Spurn the Tyranny of the Majority
Depression Era 'Welcome'
Works Progress Administration
'No Smoking' Logo
Anyone over 30, including former President George (H.W.) Bush, can look back to a time in America when people enjoyed a kinder, gentler society.
Before and during World War II, and for some years after, people, in general, had a better outlook than we have today. And, while the bromide holds that every generation sees succeeding generations going to rack and ruin, the differences in views are undeniable.
WPA Worker's Good Deed
It would be simple to fill this space with illustrations of how attitudes have changed. My earliest memory in this regard, for example, is of a pre-World War II WPA (Works Progress Administration) worker who was sweeping the gutter outside a grocery store. He dropped his broom to help a small boy -- me -- who had dropped and broken a bottle of milk on the way out of the store (on Fairview Street in Yonkers, New York.). He sure wasn't thinking of himself when he got the very relieved boy a new bottle from the store owner -- no small thing in the waning days of the Great Depression.
Too many people these days would look the other way under the same circumstances.

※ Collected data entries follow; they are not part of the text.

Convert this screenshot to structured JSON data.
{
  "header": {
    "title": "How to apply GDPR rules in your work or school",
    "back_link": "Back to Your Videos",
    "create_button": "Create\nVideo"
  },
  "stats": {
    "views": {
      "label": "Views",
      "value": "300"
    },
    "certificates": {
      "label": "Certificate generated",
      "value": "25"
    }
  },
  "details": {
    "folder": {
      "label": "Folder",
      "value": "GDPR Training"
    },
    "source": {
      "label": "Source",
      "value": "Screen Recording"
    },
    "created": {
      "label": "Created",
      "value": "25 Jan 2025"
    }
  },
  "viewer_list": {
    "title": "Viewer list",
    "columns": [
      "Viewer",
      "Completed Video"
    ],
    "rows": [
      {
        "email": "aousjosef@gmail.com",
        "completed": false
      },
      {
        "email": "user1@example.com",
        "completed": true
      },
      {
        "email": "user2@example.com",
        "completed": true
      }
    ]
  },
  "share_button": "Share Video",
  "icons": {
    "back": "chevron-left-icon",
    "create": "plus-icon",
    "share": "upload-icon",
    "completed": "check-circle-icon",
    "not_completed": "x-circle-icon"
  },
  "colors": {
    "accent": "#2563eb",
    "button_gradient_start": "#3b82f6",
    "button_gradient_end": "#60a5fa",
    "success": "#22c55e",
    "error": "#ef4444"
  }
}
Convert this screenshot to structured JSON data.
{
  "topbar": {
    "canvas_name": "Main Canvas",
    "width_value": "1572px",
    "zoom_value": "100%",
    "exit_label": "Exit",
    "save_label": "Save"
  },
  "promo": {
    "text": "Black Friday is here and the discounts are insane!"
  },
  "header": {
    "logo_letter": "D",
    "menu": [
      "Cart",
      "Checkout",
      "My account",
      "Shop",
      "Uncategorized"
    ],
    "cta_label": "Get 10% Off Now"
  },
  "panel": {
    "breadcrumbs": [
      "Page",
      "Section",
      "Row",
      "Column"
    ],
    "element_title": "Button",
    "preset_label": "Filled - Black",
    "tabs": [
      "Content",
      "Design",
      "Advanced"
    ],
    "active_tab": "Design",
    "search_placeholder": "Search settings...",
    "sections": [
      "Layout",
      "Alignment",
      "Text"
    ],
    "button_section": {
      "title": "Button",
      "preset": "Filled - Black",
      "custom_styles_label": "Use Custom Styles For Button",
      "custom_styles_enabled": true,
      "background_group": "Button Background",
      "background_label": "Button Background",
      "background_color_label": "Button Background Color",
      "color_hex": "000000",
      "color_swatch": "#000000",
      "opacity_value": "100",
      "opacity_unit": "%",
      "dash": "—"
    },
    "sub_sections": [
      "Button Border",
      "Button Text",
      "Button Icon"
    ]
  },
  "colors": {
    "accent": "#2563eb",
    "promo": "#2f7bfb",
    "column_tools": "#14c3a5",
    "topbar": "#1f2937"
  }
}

Ex-Smokers Often Worst Offenders
There's a general tendency toward mean-spiritedness today as illustrated by the current outlook on smokers. It's only been in recent decades that so many have taken on a holier-than-thou attitude on the subject. Ex-smokers are sometimes the worst offenders. I took up smoking when I was 8 years old and enjoyed -- yes, enjoyed -- smoking for more than 40 years before quitting. Quitting, however, doesn't give one the right to criticize those who still smoke.
Majority Punishing the Minority
It's bad enough that nonsmokers take advantage of their numbers to punish the minority by inordinately raising smokers' taxes, but it's downright mean-spirited of them to seek exorbitant financial payoffs that unjustly hurt not just smokers but also manufacturers, farmers, stockholders and tobacco-dependent communities.
While cigarettes have been called "coffin nails" since the 1800's, they are legal.
So, fresh from their success against cigarette manufacturers, what does the majority do now for an encore? After all, they (including the White House) are already hounding gun manufacturers, blaming them for every killing involving a gun and looking for more big bucks.
The Shotgun Approach?
Will they now try to fill government coffers by going after banks (for usury), insurance companies (for overcharging and redlining), lawyers (for unnecessary litigation), farmers and chemical companies (for killing us with unhealthy substances), food companies (for feeding us sugar, fats and salts that lead to diabetes, heart disease, etc.), and doctors (for overcharging and unnecessary operations, as well as malpractice)?
By way of disclaimer, I unabashedly disclose that I have a financial interest in tobacco, as well as health, food, guns and innumerable other things.
Extorting money from those we disagree with is not the answer. I say laissez-faire is the best policy; what goes around comes around; que sera sera. Lighten up folks!
Wouldn't it be better if we drop that "me first" attitude and replace it with "All for one, and one for all?"
I wrote this column as a "My View" for The Hour newspaper of Norwalk, Conn., on Dec. 12, 1999.